The creations were then uploaded and allowed you to download a ringtone and wallpaper for your phone. The user could select a colour by turning the base of the can, whilst electronics inside relayed data such as distance from screen using infrared, and position tracking using Mimio whiteboard technology. View the website for more technical information and videos.

Digiti, created by Kenji Ko, a BA Fine Arts student at Thames Valley University, is like Motoglyph above but as a student project obviously has less funding for the technology. I got to use this at the Takeaway Festival last week. Each can contains a coloured LED, so when you press down on the valve, the light comes on. A camera tracks the colours through the transparent projected screen. Photos of the installation here.

Hektor is a Graphics Output Device, created by Jürg Lehni and Uli Franke. I really like this piece.

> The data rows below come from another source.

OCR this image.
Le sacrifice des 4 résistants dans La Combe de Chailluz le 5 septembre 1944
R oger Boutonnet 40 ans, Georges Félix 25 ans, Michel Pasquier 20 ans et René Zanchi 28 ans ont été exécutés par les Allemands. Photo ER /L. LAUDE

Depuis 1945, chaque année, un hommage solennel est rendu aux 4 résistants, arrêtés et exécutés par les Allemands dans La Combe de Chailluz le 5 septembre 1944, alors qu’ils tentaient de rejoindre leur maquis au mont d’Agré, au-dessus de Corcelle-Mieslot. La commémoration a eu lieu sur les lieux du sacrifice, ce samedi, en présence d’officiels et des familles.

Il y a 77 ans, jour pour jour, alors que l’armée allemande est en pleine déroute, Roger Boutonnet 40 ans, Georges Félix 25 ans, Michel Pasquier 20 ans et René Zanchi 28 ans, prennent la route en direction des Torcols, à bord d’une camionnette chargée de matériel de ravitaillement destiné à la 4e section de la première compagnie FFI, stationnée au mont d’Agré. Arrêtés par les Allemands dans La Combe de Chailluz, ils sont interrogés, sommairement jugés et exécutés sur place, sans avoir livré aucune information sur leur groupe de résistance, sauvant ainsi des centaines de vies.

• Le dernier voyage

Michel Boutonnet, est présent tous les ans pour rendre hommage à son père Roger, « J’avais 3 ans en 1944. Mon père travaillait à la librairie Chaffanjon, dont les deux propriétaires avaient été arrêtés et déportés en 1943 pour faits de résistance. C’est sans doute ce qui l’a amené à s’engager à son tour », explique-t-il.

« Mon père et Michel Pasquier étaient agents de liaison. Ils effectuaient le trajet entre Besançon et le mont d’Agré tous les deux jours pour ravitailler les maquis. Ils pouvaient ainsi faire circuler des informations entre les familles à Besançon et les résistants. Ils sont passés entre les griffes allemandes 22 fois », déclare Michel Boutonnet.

Hektor consists of a suitcase which contains two electric motors, a spray-can holder, toothed belts, cables, a strong battery and a circuit board which is connected to a laptop and controls the machine. The motors that are mounted onto the wall suspend the can holder through the toothed belts and define its position by changing the length of these belts. Through the use of Scriptographer, Hektor is controlled directly from within Adobe Illustrator, the spray-can follows vector graphic paths and sprays them onto the wall.

Check out the videos, website and PDF for more information.

Graffiti Research Lab
If you are interested in developments in graffiti with digital technologies, check out the Graffiti Research Lab for lots of interesting concepts and open source projects.